We conclude that $m^2 - p^k$ is not a square.

----------------------------------------------------------------------------------

Now, here goes the part where I am a bit unsure about its logical tightness, and is also my main question in this post:

> Does the following statement necessarily hold? "Since $m^2 - p^k$ is not a square, then it is between two (consecutive) squares."

If so, WLOG we may assume that

$$(m - a)^2 < m^2 - p^k < (m - a + 1)^2$$

for some positive integer $a$. We may likewise assume that $m > a$.

If I am not mistaken, these assumptions will then yield a proof for the inequality

$$m < p^k < 2am$$

except for the (

*problematic*) case $a=1$, where we can only derive$$p^k < 2m - 1.$$

Either way, I think the inequalities can be summarized as

$$p^k < 2am$$

for some positive integer $a < m$.

----------------------------------------------------------------------------------

__Posted Answer__

(This is not a direct answer to the original question, as posed, but rather are some thoughts that recently occurred to me, which would be too long to fit in the

*Comments*section.)Let $p^k m^2$ be an odd perfect number with special prime $p$.

Since $m^2 - p^k \text{ is not a square}$, then $p^k \neq 2m - 1$.

----------------------------------------------------------------------------------

If $p^k < 2m - 1$ holds, then $p < 2m - 1$ is true. (In particular, note that we get $p \leq p^k < 2m - 1 < 2m$.)
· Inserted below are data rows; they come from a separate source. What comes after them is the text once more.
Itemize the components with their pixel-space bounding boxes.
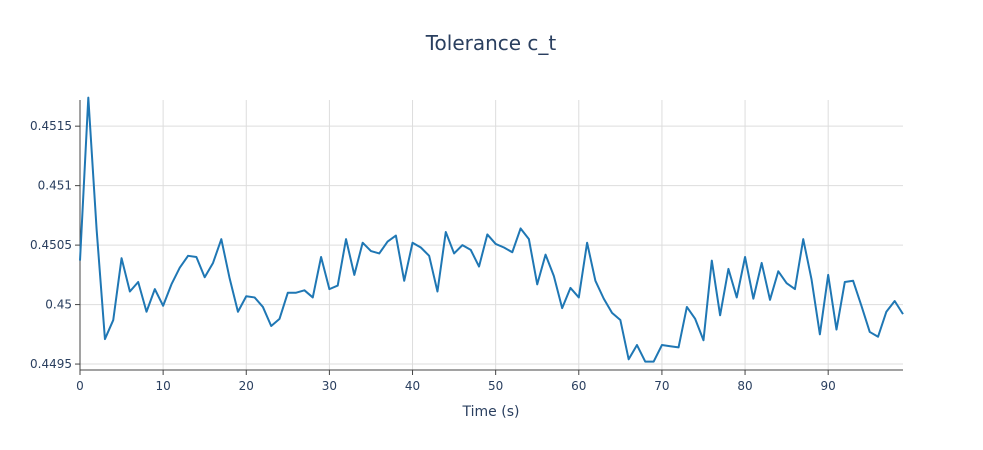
x-tick-label: 80 [737, 379, 752, 393]
x-tick-label: 30 [322, 379, 337, 393]
y-tick-label: 0.451 [38, 179, 72, 193]
x-axis-title: Time (s) [462, 404, 520, 420]
axis-layer: 0 10 20 30 40 50 60 70 80 90 0.4495 0.45 0.4505 0.451… [30, 100, 903, 393]
series-layer [79, 96, 904, 363]
y-tick-label: 0.4505 [30, 238, 72, 252]
x-tick-label: 40 [405, 379, 420, 393]
x-tick-label: 70 [654, 379, 669, 393]
x-tick-label: 60 [571, 379, 586, 393]
x-tick-label: 10 [155, 379, 170, 393]
y-tick-label: 0.4515 [30, 119, 72, 133]
x-tick-label: 50 [488, 379, 503, 393]
y-tick-label: 0.45 [45, 298, 72, 312]
series-line [79, 96, 904, 363]
grid-layer [80, 100, 903, 370]
chart-title: Tolerance c_t [425, 31, 557, 55]
x-tick-label: 20 [239, 379, 254, 393]
x-tick-label: 0 [76, 379, 84, 393]
y-tick-label: 0.4495 [30, 357, 72, 371]
x-tick-label: 90 [821, 379, 836, 393]
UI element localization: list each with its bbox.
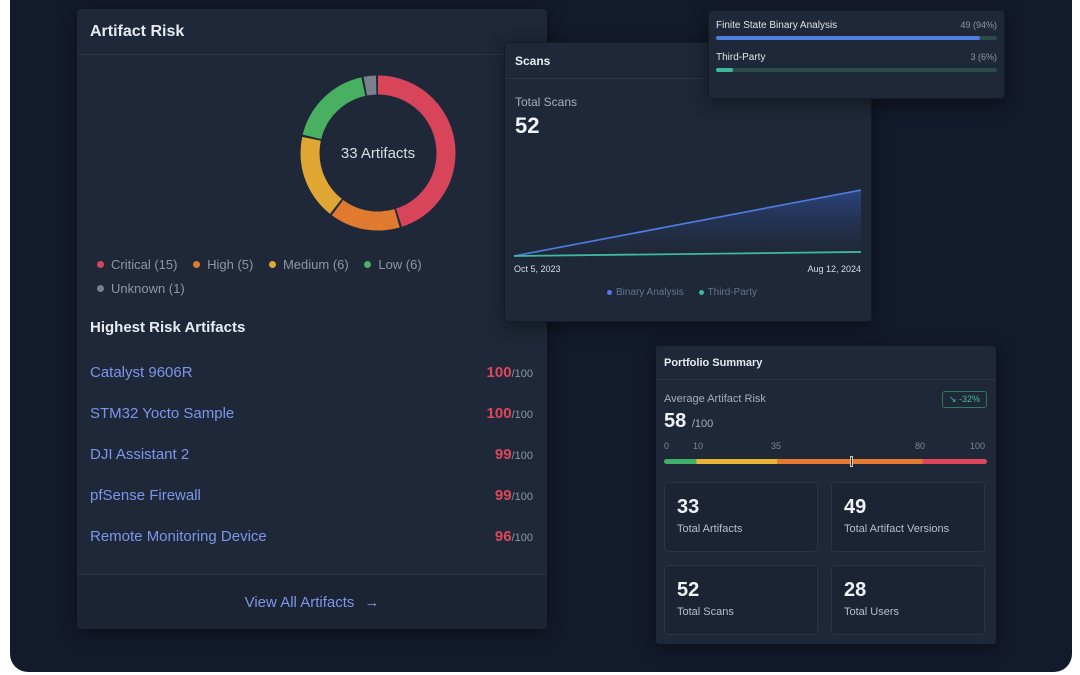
legend-dot-icon (606, 290, 612, 295)
stat-total-artifact-versions[interactable]: 49 Total Artifact Versions (831, 482, 985, 552)
legend-dot-icon (698, 290, 704, 295)
legend-unknown[interactable]: Unknown (1) (97, 277, 185, 300)
stat-label: Total Artifacts (677, 523, 743, 535)
source-row: Third-Party 3 (6%) (716, 52, 997, 72)
legend-dot-icon (193, 261, 201, 268)
highest-risk-title: Highest Risk Artifacts (90, 319, 246, 336)
risk-donut-chart: 33 Artifacts (297, 72, 459, 234)
scale-tick: 10 (693, 441, 704, 451)
artifact-row[interactable]: Remote Monitoring Device 96/100 (90, 528, 533, 548)
scans-area-chart[interactable] (505, 173, 871, 263)
dashboard-frame: Artifact Risk 33 Artifacts Critical (15)… (10, 0, 1072, 672)
artifact-score: 99/100 (494, 487, 533, 504)
avg-risk-label: Average Artifact Risk (664, 393, 766, 405)
legend-dot-icon (364, 261, 372, 268)
source-count: 3 (6%) (970, 52, 997, 62)
series-line-binary-analysis[interactable] (513, 189, 862, 257)
source-bar-fill (716, 68, 733, 72)
source-progress-bar (716, 68, 997, 72)
artifact-score: 100/100 (486, 405, 533, 422)
stat-value: 52 (677, 579, 700, 601)
risk-marker (850, 456, 854, 467)
donut-segment[interactable] (300, 75, 456, 231)
legend-binary-analysis[interactable]: Binary Analysis (606, 287, 684, 298)
stat-value: 28 (844, 579, 867, 601)
artifact-link[interactable]: Remote Monitoring Device (90, 528, 267, 545)
source-row: Finite State Binary Analysis 49 (94%) (716, 20, 997, 40)
series-line-third-party[interactable] (513, 251, 862, 257)
avg-risk-value: 58 /100 (664, 410, 714, 432)
stat-label: Total Artifact Versions (844, 523, 950, 535)
source-count: 49 (94%) (960, 20, 997, 30)
donut-segment[interactable] (300, 75, 456, 231)
artifact-score: 99/100 (494, 446, 533, 463)
source-name: Finite State Binary Analysis (716, 20, 838, 31)
donut-segment[interactable] (300, 75, 456, 231)
scale-tick: 80 (915, 441, 926, 451)
legend-low[interactable]: Low (6) (364, 253, 422, 276)
scans-legend: Binary Analysis Third-Party (505, 287, 871, 298)
artifact-score: 100/100 (486, 364, 533, 381)
portfolio-summary-card: Portfolio Summary Average Artifact Risk … (656, 346, 996, 644)
artifact-row[interactable]: pfSense Firewall 99/100 (90, 487, 533, 507)
legend-critical[interactable]: Critical (15) (97, 253, 177, 276)
artifact-row[interactable]: DJI Assistant 2 99/100 (90, 446, 533, 466)
trend-badge: ↘ -32% (941, 391, 987, 408)
artifact-risk-card: Artifact Risk 33 Artifacts Critical (15)… (77, 9, 547, 629)
artifact-link[interactable]: DJI Assistant 2 (90, 446, 190, 463)
view-all-artifacts-button[interactable]: View All Artifacts → (77, 574, 547, 629)
stat-total-scans[interactable]: 52 Total Scans (664, 565, 818, 635)
portfolio-title: Portfolio Summary (656, 346, 996, 380)
scale-tick: 100 (970, 441, 986, 451)
stat-total-users[interactable]: 28 Total Users (831, 565, 985, 635)
scan-sources-card: Finite State Binary Analysis 49 (94%) Th… (708, 10, 1005, 99)
scans-title: Scans (505, 43, 871, 79)
total-scans-value: 52 (515, 113, 540, 138)
artifact-row[interactable]: STM32 Yocto Sample 100/100 (90, 405, 533, 425)
legend-third-party[interactable]: Third-Party (698, 287, 757, 298)
risk-legend: Critical (15) High (5) Medium (6) Low (6… (97, 252, 477, 300)
risk-gradient-bar (664, 459, 987, 464)
source-progress-bar (716, 36, 997, 40)
source-bar-fill (716, 36, 981, 40)
artifact-score: 96/100 (494, 528, 533, 545)
artifact-risk-title: Artifact Risk (77, 9, 547, 55)
legend-dot-icon (97, 285, 104, 292)
legend-medium[interactable]: Medium (6) (268, 253, 349, 276)
scale-tick: 0 (664, 441, 670, 451)
view-all-label: View All Artifacts (244, 593, 355, 611)
end-date-label: Aug 12, 2024 (807, 264, 861, 274)
stat-value: 33 (677, 496, 700, 518)
stat-label: Total Scans (677, 606, 734, 618)
stat-label: Total Users (844, 606, 900, 618)
artifact-link[interactable]: pfSense Firewall (90, 487, 201, 504)
donut-center-label: 33 Artifacts (340, 144, 416, 162)
source-name: Third-Party (716, 52, 766, 63)
artifact-link[interactable]: STM32 Yocto Sample (90, 405, 235, 422)
legend-high[interactable]: High (5) (193, 253, 253, 276)
start-date-label: Oct 5, 2023 (514, 264, 561, 274)
scale-tick: 35 (771, 441, 782, 451)
legend-dot-icon (268, 261, 276, 268)
total-scans-label: Total Scans (515, 95, 578, 109)
stat-total-artifacts[interactable]: 33 Total Artifacts (664, 482, 818, 552)
legend-dot-icon (97, 261, 104, 268)
arrow-right-icon: → (364, 593, 380, 611)
artifact-link[interactable]: Catalyst 9606R (90, 364, 193, 381)
stat-value: 49 (844, 496, 867, 518)
scans-card: Scans Total Scans 52 Oct 5, 2023 Aug 12,… (504, 42, 872, 322)
artifact-row[interactable]: Catalyst 9606R 100/100 (90, 364, 533, 384)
----------------------------------------------------------------------------------

Now assume that $2m - 1 < p^k$. We get

$$\sigma(p^k)/2 > \frac{2pm - p - 1}{2(p - 1)}.$$

**Claim #1**: $\sigma(p^k) > 2m$

*Proof*: $\sigma(p^k) \geq p^k + 1 > 2m$.

**QED**

**Claim #2**:

$$m \neq \frac{2pm - p - 1}{2(p - 1)}$$

*Proof*: $2pm - 2m = 2(p - 1)m = 2pm - p - 1$, which is equivalent to $p = 2m - 1 > m$. This implies that $k = 1$. But then $m^2 - p^k = m^2 - p = m^2 - 2m + 1 = (m - 1)^2$ is a square, contradicting our result.

**QED**

It thus remains to rule out the case

$$\sigma(p^k)/2 > m > \frac{2pm - p - 1}{2(p - 1)}.$$

The RHS inequality yields $p > 2m - 1 > m$, which is equivalent to $k = 1$, since the assumption $2m - 1 < p^k$ implies $m < p^k$, which in turn implies that the biconditional $m < p \iff k = 1$ holds.

Substituting $k = 1$ into the LHS inequality yields

$$(p + 1)/2 > m.$$

From Acquaah and Konyagin's results, we have

$$p < m\sqrt{3}.$$

This implies that

$$m < (p + 1)/2 < \frac{m\sqrt{3} + 1}{2}.$$

This is a contradiction.

The only way out of the contradictions is to have

$$\sigma(p^k)/2 > \frac{2pm - p - 1}{2(p - 1)} > m,$$

which implies, under the assumption $2m - 1 < p^k$, that

$$p < 2m - 1.$$

In particular, we obtain $k \neq 1$. Since the assumption $2m - 1 < p^k$ implies $m < p^k$, and because $m < p^k$ implies the biconditional $m < p \iff k = 1$ holds, then $k \neq 1$ is equivalent to $p < m$.

----------------------------------------------------------------------------------

Either way, we conclude that $p < 2m$. (Note that Acquaah and Konyagin has already proved that $p < m\sqrt{3}$, so all of this is but an academic exercise.)